You can download the prebuilt data directly on the Releases page. The corresponding ontology is stored directly under data/global_ontology.json

Building the dataset from original sources

Data download and preparation

The scripts expect the data to be located under the specified subdirectories and to have a certain structure. More specifically, the MultiWOZ and Schema-Guided expect the following structure:

/path/to/dataset_name/
	- train/
		- file1.json
		- file2.json
		...
	- dev/
		- file1.json
		...
	- test/
		...

This exact structure is contained in the respective dataset repositories from which you can dowload the data. Specifically:

  • MultiWOZ: git@github.com:budzianowski/multiwoz.git
  • Schema-guided Dialogue: git@github.com:google-research-datasets/dstc8-schema-guided-dialogue.git

Compiling the data

The preparation scripts are located in the data_processing/ folder. The main entry point is the shell script prepare_data.sh that is able to download the data from their sources, process the downloaded data and compile them into the final diaser format. For this script to work correctly, the following environment variables need to be set accordingly (see the script code, defaults are provided but you might want to adjust them):

  • SOURCE_ROOT to specify the directory in which the data are stored.
  • MULTIWOZ_ROOT,SCHEMA_ROOT,DSCR_ROOT to specify directories contaning the respective downloaded datasets.
  • OUT_DIR to determine output directory with the compiled data.

If you cannot/do not want use the prepared bash script, follow these steps:

  1. Download source data and prepare the directory structure (prepare_data.sh, lines 23-66)
  2. Convert each dataset to our annotation scheme (prepare_data.sh, lines 69-89)
  3. For MultiWOZ, add annotations from dialogue acts (prepare_data.sh, lines 92-100)
  4. Merge the subdatasets (prepare_data.sh, lines 103-108)
  5. Split the dataset into predefined train,dev,test sets (prepare_data.sh, lines 111-116)

LICENSE

The code is licensed under the MIT license.
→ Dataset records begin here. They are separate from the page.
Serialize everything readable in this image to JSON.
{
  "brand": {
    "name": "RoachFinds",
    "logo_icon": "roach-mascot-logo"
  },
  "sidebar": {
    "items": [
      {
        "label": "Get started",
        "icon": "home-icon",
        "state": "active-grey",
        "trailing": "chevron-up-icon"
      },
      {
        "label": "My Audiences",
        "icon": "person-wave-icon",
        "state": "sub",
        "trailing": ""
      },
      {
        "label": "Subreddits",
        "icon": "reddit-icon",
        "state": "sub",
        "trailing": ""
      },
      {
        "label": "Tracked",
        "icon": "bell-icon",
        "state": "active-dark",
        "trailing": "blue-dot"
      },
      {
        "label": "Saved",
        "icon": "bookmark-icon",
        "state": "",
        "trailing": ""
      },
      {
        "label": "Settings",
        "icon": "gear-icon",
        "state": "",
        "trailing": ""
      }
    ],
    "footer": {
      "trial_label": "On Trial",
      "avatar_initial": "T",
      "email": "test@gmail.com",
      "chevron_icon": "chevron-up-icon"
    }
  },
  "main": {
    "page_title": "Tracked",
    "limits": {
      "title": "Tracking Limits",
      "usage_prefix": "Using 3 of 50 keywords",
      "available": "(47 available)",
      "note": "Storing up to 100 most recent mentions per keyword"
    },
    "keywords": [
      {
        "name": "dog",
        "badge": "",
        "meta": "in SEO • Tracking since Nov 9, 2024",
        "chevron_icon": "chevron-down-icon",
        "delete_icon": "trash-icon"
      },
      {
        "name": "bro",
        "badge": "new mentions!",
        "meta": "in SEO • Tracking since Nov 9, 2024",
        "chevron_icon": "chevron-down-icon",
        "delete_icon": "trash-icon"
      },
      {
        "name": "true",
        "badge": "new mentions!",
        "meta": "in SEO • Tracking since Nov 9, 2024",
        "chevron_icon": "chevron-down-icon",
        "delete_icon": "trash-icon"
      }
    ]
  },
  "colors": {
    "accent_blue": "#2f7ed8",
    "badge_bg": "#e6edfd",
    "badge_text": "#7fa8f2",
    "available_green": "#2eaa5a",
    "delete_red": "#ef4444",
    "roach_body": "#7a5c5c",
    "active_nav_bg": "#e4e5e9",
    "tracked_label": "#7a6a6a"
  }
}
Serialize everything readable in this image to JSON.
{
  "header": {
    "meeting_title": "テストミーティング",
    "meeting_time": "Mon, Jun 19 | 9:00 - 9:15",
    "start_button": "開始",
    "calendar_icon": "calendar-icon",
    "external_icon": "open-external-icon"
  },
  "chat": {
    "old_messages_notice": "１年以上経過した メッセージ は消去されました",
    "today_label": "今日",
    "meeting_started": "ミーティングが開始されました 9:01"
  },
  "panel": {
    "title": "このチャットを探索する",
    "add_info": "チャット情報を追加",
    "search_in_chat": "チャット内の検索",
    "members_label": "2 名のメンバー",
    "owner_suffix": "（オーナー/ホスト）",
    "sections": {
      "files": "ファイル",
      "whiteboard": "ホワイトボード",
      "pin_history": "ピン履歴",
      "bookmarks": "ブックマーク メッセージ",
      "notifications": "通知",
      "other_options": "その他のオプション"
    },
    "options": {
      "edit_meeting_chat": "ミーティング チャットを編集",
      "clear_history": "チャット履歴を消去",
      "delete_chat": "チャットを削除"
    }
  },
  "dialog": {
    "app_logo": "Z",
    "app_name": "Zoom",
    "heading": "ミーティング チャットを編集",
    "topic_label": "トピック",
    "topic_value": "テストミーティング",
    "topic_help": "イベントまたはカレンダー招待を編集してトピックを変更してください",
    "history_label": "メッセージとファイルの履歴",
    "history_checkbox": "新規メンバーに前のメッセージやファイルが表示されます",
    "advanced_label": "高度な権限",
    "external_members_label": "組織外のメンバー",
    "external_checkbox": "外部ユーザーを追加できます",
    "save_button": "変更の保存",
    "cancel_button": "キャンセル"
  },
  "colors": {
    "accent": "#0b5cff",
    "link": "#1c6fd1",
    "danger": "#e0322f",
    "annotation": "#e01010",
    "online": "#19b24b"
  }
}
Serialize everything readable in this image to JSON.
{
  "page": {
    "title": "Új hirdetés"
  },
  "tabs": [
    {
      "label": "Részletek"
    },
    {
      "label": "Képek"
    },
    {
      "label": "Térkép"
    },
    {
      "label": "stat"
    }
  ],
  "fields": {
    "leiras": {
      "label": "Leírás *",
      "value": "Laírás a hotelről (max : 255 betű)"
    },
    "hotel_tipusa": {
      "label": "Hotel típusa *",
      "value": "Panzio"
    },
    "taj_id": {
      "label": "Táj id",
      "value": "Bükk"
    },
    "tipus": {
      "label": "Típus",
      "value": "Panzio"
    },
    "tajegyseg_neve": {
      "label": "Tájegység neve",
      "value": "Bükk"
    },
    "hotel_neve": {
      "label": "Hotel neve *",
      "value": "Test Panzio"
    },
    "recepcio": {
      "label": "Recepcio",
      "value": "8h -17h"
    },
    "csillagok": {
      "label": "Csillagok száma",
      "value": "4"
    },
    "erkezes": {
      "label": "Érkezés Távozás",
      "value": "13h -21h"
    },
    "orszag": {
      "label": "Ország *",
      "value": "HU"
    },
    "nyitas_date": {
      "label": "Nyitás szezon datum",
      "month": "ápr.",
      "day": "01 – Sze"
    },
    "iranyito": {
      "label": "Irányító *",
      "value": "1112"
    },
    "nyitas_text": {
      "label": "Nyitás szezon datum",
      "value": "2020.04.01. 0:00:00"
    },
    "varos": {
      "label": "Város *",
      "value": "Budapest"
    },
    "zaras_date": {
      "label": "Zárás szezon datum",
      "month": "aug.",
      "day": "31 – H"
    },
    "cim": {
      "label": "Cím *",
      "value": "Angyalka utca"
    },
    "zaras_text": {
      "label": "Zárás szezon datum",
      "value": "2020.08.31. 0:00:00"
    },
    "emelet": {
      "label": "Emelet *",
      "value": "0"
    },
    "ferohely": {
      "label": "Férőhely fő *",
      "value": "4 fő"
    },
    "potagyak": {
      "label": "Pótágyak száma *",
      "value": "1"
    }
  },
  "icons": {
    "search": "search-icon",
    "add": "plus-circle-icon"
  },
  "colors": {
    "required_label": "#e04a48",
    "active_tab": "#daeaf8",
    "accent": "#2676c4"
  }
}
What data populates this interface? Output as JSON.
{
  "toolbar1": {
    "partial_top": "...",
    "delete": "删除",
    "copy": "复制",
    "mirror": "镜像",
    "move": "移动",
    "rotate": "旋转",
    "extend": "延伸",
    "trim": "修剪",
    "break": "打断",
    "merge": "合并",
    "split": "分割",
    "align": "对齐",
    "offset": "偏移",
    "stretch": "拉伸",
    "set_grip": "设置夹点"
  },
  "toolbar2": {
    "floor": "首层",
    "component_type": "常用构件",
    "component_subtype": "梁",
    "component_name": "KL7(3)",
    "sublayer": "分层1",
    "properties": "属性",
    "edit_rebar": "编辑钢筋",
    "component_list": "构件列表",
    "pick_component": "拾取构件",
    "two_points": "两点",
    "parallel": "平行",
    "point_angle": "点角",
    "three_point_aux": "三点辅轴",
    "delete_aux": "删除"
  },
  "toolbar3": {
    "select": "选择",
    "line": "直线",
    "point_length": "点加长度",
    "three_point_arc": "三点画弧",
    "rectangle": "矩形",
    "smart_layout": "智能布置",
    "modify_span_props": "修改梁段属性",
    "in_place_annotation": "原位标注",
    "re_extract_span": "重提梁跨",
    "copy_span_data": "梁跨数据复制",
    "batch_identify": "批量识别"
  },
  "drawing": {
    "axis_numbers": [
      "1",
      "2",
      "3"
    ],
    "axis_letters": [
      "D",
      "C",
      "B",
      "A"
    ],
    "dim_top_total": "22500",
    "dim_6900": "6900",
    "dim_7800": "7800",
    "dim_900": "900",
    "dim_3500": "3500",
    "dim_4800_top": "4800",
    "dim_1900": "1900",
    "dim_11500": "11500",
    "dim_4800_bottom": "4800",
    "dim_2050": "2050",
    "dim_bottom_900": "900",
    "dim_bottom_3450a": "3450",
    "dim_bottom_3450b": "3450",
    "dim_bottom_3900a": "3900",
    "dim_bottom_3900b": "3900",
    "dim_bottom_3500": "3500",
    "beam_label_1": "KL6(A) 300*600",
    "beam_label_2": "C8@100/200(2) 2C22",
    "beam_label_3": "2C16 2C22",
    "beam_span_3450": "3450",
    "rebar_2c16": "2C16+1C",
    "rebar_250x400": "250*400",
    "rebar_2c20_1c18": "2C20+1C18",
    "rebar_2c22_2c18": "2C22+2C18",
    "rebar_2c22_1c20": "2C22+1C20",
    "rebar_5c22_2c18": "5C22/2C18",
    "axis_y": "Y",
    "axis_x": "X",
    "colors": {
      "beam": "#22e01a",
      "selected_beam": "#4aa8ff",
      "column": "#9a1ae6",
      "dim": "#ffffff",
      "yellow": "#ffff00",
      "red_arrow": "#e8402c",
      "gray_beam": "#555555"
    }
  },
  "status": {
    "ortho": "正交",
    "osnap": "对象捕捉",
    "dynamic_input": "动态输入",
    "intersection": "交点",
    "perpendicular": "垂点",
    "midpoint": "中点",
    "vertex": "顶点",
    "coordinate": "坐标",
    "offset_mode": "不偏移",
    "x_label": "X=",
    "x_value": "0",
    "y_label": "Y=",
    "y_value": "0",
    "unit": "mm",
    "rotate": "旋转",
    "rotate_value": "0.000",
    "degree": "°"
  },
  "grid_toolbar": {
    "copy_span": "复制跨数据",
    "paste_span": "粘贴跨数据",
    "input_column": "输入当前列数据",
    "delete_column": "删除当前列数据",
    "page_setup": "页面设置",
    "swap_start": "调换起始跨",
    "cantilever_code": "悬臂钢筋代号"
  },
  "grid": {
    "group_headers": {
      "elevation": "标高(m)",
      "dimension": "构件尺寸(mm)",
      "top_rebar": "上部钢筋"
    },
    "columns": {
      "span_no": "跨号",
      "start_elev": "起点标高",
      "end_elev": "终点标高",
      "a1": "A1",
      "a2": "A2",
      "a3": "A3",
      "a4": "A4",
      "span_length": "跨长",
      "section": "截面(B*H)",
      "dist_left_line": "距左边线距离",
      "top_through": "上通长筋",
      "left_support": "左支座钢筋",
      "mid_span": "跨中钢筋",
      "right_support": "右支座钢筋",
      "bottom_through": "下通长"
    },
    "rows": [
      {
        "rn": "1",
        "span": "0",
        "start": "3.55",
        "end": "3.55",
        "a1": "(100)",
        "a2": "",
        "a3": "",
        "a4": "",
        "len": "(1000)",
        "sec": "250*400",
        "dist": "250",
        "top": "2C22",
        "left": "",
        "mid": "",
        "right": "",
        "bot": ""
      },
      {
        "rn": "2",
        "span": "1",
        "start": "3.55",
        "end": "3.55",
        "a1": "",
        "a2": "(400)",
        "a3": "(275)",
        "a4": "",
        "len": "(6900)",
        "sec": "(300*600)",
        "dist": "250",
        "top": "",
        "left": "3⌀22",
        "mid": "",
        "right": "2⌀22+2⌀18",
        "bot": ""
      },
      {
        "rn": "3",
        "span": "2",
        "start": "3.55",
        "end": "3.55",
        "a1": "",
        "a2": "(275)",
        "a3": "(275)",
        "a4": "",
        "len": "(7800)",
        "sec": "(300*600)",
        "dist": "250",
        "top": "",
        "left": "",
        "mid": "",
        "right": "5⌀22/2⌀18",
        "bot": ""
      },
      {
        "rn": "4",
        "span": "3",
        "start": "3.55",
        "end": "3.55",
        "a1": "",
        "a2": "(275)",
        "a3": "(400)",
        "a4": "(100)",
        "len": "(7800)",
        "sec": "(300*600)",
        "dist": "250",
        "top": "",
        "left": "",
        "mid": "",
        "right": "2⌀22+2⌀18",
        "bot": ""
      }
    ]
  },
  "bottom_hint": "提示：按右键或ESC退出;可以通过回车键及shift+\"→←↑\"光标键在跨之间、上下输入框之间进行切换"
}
The released data is licensed under the GPL 3.0 license (to be compatible with the licenses for all original datasets).

Acknowledgements

If you use this data, please cite the following paper:

@inproceedings{hudecek-etal-2022-unifying,
    title = "A Unifying View On Task-oriented Dialogue Annotation",
    author = "Hude{\v{c}}ek, Vojt{\v{e}}ch  and Schaub, Leon-paul  and Stancl, Daniel  and Paroubek, Patrick  and Du{\v{s}}ek, Ond{\v{r}}ej",
    booktitle = "Proceedings of the Thirteenth Language Resources and Evaluation Conference",
    month = jun,
    year = "2022",
    address = "Marseille, France",
    publisher = "European Language Resources Association",
    url = "https://aclanthology.org/2022.lrec-1.137",
    pages = "1286--1296",
}